El peor peligro es el desaliento cuando, a veces, desaparece la estrella que me guía hacia Belén.
En ese caso, como los Magos, lo más prudente es dejarse guiar por el que tiene la ciencia, la formación adecuada: por el director espiritual.

2º. Narra el Evangelista que los Magos, «videntes stellam» -al ver de nuevo la estrella-, se llenaron de una gran alegría.
Se alegran, hijo, con ese gozo inmenso, porque han hecho lo que debían; y se a legran porque tienen la seguridad de que llegarán hasta el Rey; que nunca abandona a quienes le buscan» (Forja 239).
Jesús, si me dejo ayudar y sigo caminando, entonces la estrella aparece de nuevo.
Y qué alegría da volver a saborear aquella luz del alma que me ilumina y me impulsa, aún con mayor fuerza que antes, a seguirte por el camino de la vocación cristiana que me conduce a Ti.
Porque la estrella no había desaparecido; estaba oculta por una nube que, tal vez, se había formado por mi falta de lucha en el plan de vida o por mis flaquezas.

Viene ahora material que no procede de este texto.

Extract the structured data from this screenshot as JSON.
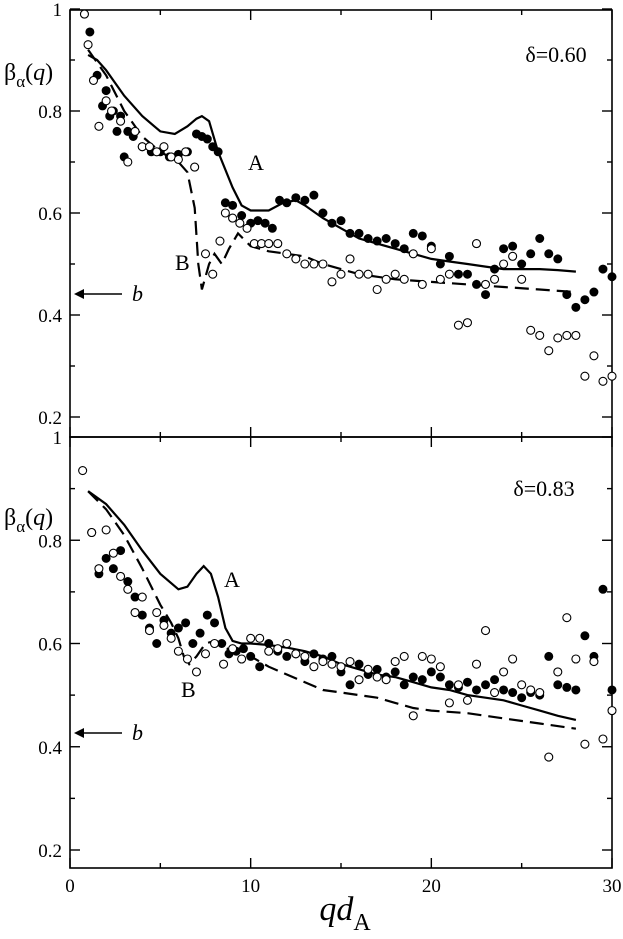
{
  "chart_data": [
    {
      "type": "scatter",
      "panel": "top",
      "annotation": "δ=0.60",
      "ylabel": {
        "base": "β",
        "sub": "α",
        "paren": "(q)"
      },
      "xlim": [
        0,
        30
      ],
      "ylim": [
        0.2,
        1.0
      ],
      "yticks": [
        0.2,
        0.4,
        0.6,
        0.8,
        1
      ],
      "ytick_labels": [
        "0.2",
        "0.4",
        "0.6",
        "0.8",
        "1"
      ],
      "curve_labels": [
        "A",
        "B"
      ],
      "asymptote": {
        "label": "b",
        "value": 0.445
      },
      "series": [
        {
          "name": "A",
          "style": "solid",
          "x": [
            1.0,
            1.5,
            2.0,
            3.0,
            4.0,
            5.0,
            5.8,
            6.5,
            7.0,
            7.3,
            7.7,
            8.2,
            9.0,
            9.5,
            10.0,
            11.0,
            11.8,
            12.5,
            13.0,
            14.0,
            15.0,
            16.0,
            17.0,
            18.0,
            19.0,
            20.0,
            21.0,
            22.0,
            23.0,
            24.0,
            25.0,
            26.0,
            27.0,
            28.0
          ],
          "y": [
            0.91,
            0.9,
            0.88,
            0.83,
            0.79,
            0.76,
            0.755,
            0.77,
            0.785,
            0.79,
            0.78,
            0.72,
            0.65,
            0.615,
            0.605,
            0.605,
            0.62,
            0.625,
            0.615,
            0.59,
            0.57,
            0.55,
            0.54,
            0.53,
            0.52,
            0.51,
            0.505,
            0.5,
            0.495,
            0.49,
            0.49,
            0.49,
            0.488,
            0.485
          ]
        },
        {
          "name": "B",
          "style": "dashed",
          "x": [
            1.0,
            2.0,
            3.0,
            4.0,
            5.0,
            6.0,
            6.5,
            6.9,
            7.1,
            7.3,
            7.7,
            8.0,
            8.4,
            8.8,
            9.3,
            10.0,
            11.0,
            12.0,
            13.0,
            14.0,
            15.0,
            16.0,
            18.0,
            20.0,
            22.0,
            24.0,
            26.0,
            28.0
          ],
          "y": [
            0.92,
            0.87,
            0.8,
            0.75,
            0.72,
            0.7,
            0.68,
            0.61,
            0.5,
            0.45,
            0.5,
            0.52,
            0.5,
            0.53,
            0.56,
            0.535,
            0.525,
            0.52,
            0.515,
            0.5,
            0.49,
            0.48,
            0.47,
            0.465,
            0.46,
            0.455,
            0.45,
            0.445
          ]
        },
        {
          "name": "filled",
          "style": "filled-circle",
          "x": [
            1.1,
            1.5,
            1.8,
            2.0,
            2.2,
            2.4,
            2.6,
            2.8,
            3.0,
            3.2,
            3.5,
            4.0,
            4.5,
            5.0,
            5.5,
            6.0,
            6.5,
            7.0,
            7.3,
            7.6,
            7.9,
            8.2,
            8.6,
            9.0,
            9.5,
            10.0,
            10.4,
            10.8,
            11.2,
            11.6,
            12.0,
            12.5,
            13.0,
            13.5,
            14.0,
            14.5,
            15.0,
            15.5,
            16.0,
            16.5,
            17.0,
            17.5,
            18.0,
            18.5,
            19.0,
            19.5,
            20.0,
            20.5,
            21.0,
            21.5,
            22.0,
            22.5,
            23.0,
            23.5,
            24.0,
            24.5,
            25.0,
            25.5,
            26.0,
            26.5,
            27.0,
            27.5,
            28.0,
            28.5,
            29.0,
            29.5,
            30.0
          ],
          "y": [
            0.955,
            0.87,
            0.81,
            0.84,
            0.79,
            0.8,
            0.76,
            0.79,
            0.71,
            0.76,
            0.75,
            0.73,
            0.72,
            0.72,
            0.71,
            0.715,
            0.72,
            0.755,
            0.75,
            0.745,
            0.73,
            0.72,
            0.62,
            0.615,
            0.595,
            0.58,
            0.585,
            0.58,
            0.57,
            0.625,
            0.62,
            0.63,
            0.625,
            0.635,
            0.6,
            0.58,
            0.585,
            0.56,
            0.56,
            0.55,
            0.545,
            0.55,
            0.54,
            0.53,
            0.56,
            0.555,
            0.535,
            0.5,
            0.515,
            0.48,
            0.48,
            0.46,
            0.44,
            0.49,
            0.53,
            0.535,
            0.5,
            0.52,
            0.55,
            0.52,
            0.51,
            0.44,
            0.415,
            0.43,
            0.445,
            0.49,
            0.475
          ]
        },
        {
          "name": "open",
          "style": "open-circle",
          "x": [
            0.8,
            1.0,
            1.3,
            1.6,
            2.0,
            2.3,
            2.8,
            3.2,
            3.6,
            4.0,
            4.4,
            4.8,
            5.2,
            5.6,
            6.0,
            6.4,
            6.9,
            7.5,
            7.9,
            8.3,
            8.6,
            9.0,
            9.4,
            9.8,
            10.2,
            10.6,
            11.0,
            11.5,
            12.0,
            12.5,
            13.0,
            13.5,
            14.0,
            14.5,
            15.0,
            15.5,
            16.0,
            16.5,
            17.0,
            17.5,
            18.0,
            18.5,
            19.0,
            19.5,
            20.0,
            20.5,
            21.0,
            21.5,
            22.0,
            22.5,
            23.0,
            23.5,
            24.0,
            24.5,
            25.0,
            25.5,
            26.0,
            26.5,
            27.0,
            27.5,
            28.0,
            28.5,
            29.0,
            29.5,
            30.0
          ],
          "y": [
            0.99,
            0.93,
            0.86,
            0.77,
            0.82,
            0.8,
            0.78,
            0.7,
            0.76,
            0.73,
            0.73,
            0.72,
            0.73,
            0.71,
            0.705,
            0.72,
            0.69,
            0.52,
            0.48,
            0.545,
            0.6,
            0.59,
            0.58,
            0.57,
            0.54,
            0.54,
            0.54,
            0.54,
            0.52,
            0.51,
            0.5,
            0.5,
            0.5,
            0.465,
            0.48,
            0.51,
            0.48,
            0.48,
            0.45,
            0.47,
            0.48,
            0.47,
            0.52,
            0.46,
            0.53,
            0.47,
            0.48,
            0.38,
            0.385,
            0.54,
            0.46,
            0.47,
            0.5,
            0.515,
            0.47,
            0.37,
            0.36,
            0.33,
            0.355,
            0.36,
            0.36,
            0.28,
            0.32,
            0.27,
            0.28
          ]
        }
      ]
    },
    {
      "type": "scatter",
      "panel": "bottom",
      "annotation": "δ=0.83",
      "ylabel": {
        "base": "β",
        "sub": "α",
        "paren": "(q)"
      },
      "xlabel": {
        "base": "qd",
        "sub": "A"
      },
      "xlim": [
        0,
        30
      ],
      "ylim": [
        0.2,
        1.0
      ],
      "xticks": [
        0,
        10,
        20,
        30
      ],
      "xtick_labels": [
        "0",
        "10",
        "20",
        "30"
      ],
      "yticks": [
        0.2,
        0.4,
        0.6,
        0.8,
        1
      ],
      "ytick_labels": [
        "0.2",
        "0.4",
        "0.6",
        "0.8",
        "1"
      ],
      "curve_labels": [
        "A",
        "B"
      ],
      "asymptote": {
        "label": "b",
        "value": 0.445
      },
      "series": [
        {
          "name": "A",
          "style": "solid",
          "x": [
            1.0,
            2.0,
            3.0,
            4.0,
            5.0,
            6.0,
            6.5,
            7.0,
            7.4,
            7.8,
            8.2,
            8.6,
            9.0,
            9.5,
            10.0,
            11.0,
            12.0,
            13.0,
            14.0,
            15.0,
            16.0,
            17.0,
            18.0,
            19.0,
            20.0,
            21.0,
            22.0,
            23.0,
            24.0,
            25.0,
            26.0,
            27.0,
            28.0
          ],
          "y": [
            0.895,
            0.87,
            0.83,
            0.78,
            0.735,
            0.705,
            0.71,
            0.735,
            0.75,
            0.735,
            0.69,
            0.63,
            0.605,
            0.6,
            0.6,
            0.597,
            0.592,
            0.585,
            0.575,
            0.56,
            0.55,
            0.54,
            0.535,
            0.525,
            0.515,
            0.51,
            0.5,
            0.495,
            0.49,
            0.48,
            0.47,
            0.46,
            0.452
          ]
        },
        {
          "name": "B",
          "style": "dashed",
          "x": [
            1.0,
            2.0,
            3.0,
            4.0,
            5.0,
            5.6,
            6.0,
            6.3,
            6.6,
            7.0,
            7.5,
            8.0,
            8.4,
            9.0,
            10.0,
            11.0,
            12.0,
            13.0,
            14.0,
            15.0,
            16.0,
            17.0,
            18.0,
            19.0,
            20.0,
            22.0,
            24.0,
            26.0,
            28.0
          ],
          "y": [
            0.895,
            0.86,
            0.81,
            0.745,
            0.675,
            0.64,
            0.61,
            0.575,
            0.56,
            0.575,
            0.6,
            0.605,
            0.595,
            0.585,
            0.575,
            0.555,
            0.54,
            0.525,
            0.51,
            0.505,
            0.5,
            0.495,
            0.485,
            0.475,
            0.47,
            0.465,
            0.455,
            0.445,
            0.435
          ]
        },
        {
          "name": "filled",
          "style": "filled-circle",
          "x": [
            1.2,
            1.6,
            2.0,
            2.4,
            2.8,
            3.2,
            3.6,
            4.0,
            4.4,
            4.8,
            5.2,
            5.6,
            6.0,
            6.4,
            6.8,
            7.2,
            7.6,
            8.0,
            8.4,
            8.8,
            9.2,
            9.6,
            10.0,
            10.5,
            11.0,
            11.5,
            12.0,
            12.5,
            13.0,
            13.5,
            14.0,
            14.5,
            15.0,
            15.5,
            16.0,
            16.5,
            17.0,
            17.5,
            18.0,
            18.5,
            19.0,
            19.5,
            20.0,
            20.5,
            21.0,
            21.5,
            22.0,
            22.5,
            23.0,
            23.5,
            24.0,
            24.5,
            25.0,
            25.5,
            26.0,
            26.5,
            27.0,
            27.5,
            28.0,
            28.5,
            29.0,
            29.5,
            30.0
          ],
          "y": [
            0.815,
            0.735,
            0.765,
            0.745,
            0.78,
            0.72,
            0.69,
            0.655,
            0.63,
            0.6,
            0.645,
            0.62,
            0.63,
            0.64,
            0.6,
            0.62,
            0.655,
            0.64,
            0.6,
            0.58,
            0.585,
            0.59,
            0.575,
            0.555,
            0.6,
            0.585,
            0.575,
            0.58,
            0.565,
            0.58,
            0.57,
            0.575,
            0.545,
            0.52,
            0.56,
            0.54,
            0.55,
            0.535,
            0.545,
            0.52,
            0.535,
            0.53,
            0.545,
            0.535,
            0.52,
            0.515,
            0.525,
            0.51,
            0.52,
            0.53,
            0.51,
            0.505,
            0.495,
            0.505,
            0.5,
            0.575,
            0.52,
            0.515,
            0.51,
            0.615,
            0.575,
            0.705,
            0.51
          ]
        },
        {
          "name": "open",
          "style": "open-circle",
          "x": [
            0.7,
            1.2,
            1.6,
            2.0,
            2.4,
            2.8,
            3.2,
            3.6,
            4.0,
            4.4,
            4.8,
            5.2,
            5.6,
            6.0,
            6.5,
            7.0,
            7.5,
            8.0,
            8.5,
            9.0,
            9.5,
            10.0,
            10.5,
            11.0,
            11.5,
            12.0,
            12.5,
            13.0,
            13.5,
            14.0,
            14.5,
            15.0,
            15.5,
            16.0,
            16.5,
            17.0,
            17.5,
            18.0,
            18.5,
            19.0,
            19.5,
            20.0,
            20.5,
            21.0,
            21.5,
            22.0,
            22.5,
            23.0,
            23.5,
            24.0,
            24.5,
            25.0,
            25.5,
            26.0,
            26.5,
            27.0,
            27.5,
            28.0,
            28.5,
            29.0,
            29.5,
            30.0
          ],
          "y": [
            0.935,
            0.815,
            0.745,
            0.82,
            0.775,
            0.73,
            0.705,
            0.66,
            0.69,
            0.625,
            0.66,
            0.635,
            0.61,
            0.585,
            0.57,
            0.545,
            0.58,
            0.6,
            0.56,
            0.59,
            0.57,
            0.61,
            0.61,
            0.585,
            0.59,
            0.6,
            0.58,
            0.575,
            0.555,
            0.565,
            0.56,
            0.555,
            0.565,
            0.53,
            0.55,
            0.535,
            0.53,
            0.565,
            0.575,
            0.46,
            0.575,
            0.57,
            0.555,
            0.485,
            0.52,
            0.49,
            0.56,
            0.625,
            0.505,
            0.545,
            0.57,
            0.52,
            0.51,
            0.505,
            0.38,
            0.545,
            0.65,
            0.57,
            0.405,
            0.565,
            0.415,
            0.47
          ]
        }
      ]
    }
  ]
}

Una vez a tus pies, Jesús, quiero ofrecerte, como los Magos, oro, incienso y mirra.
El oro de mi trabajo hecho con responsabilidad, sabiendo que he de hacer rendir los talentos que Tú me has dado.
El incienso de mi vida de piedad, de mi devoción al Santísimo Sacramento del altar.
La mirra de mi afán apostólico, que calme esa sed -sed de almas- que tuviste en la Cruz, cuando te ofrecieron «vino con mirra» (Marcos 15,23).
Y no quiero abandonar el portal de Belén sin mirar a María, mi madre: hoy estás más guapa que nunca; joven -niña, casi-, radiante de alegría.
También quiero saludar a José.
José, tú no le das regalos al Niño: te has dado a ti mismo, por entero, con todo tu corazón joven y enamorado. Ayúdame a enamorarme también de Jesús ahora que es fácil; ahora que es un Niño pequeño, y aún no sabe ni caminar, ni hablar.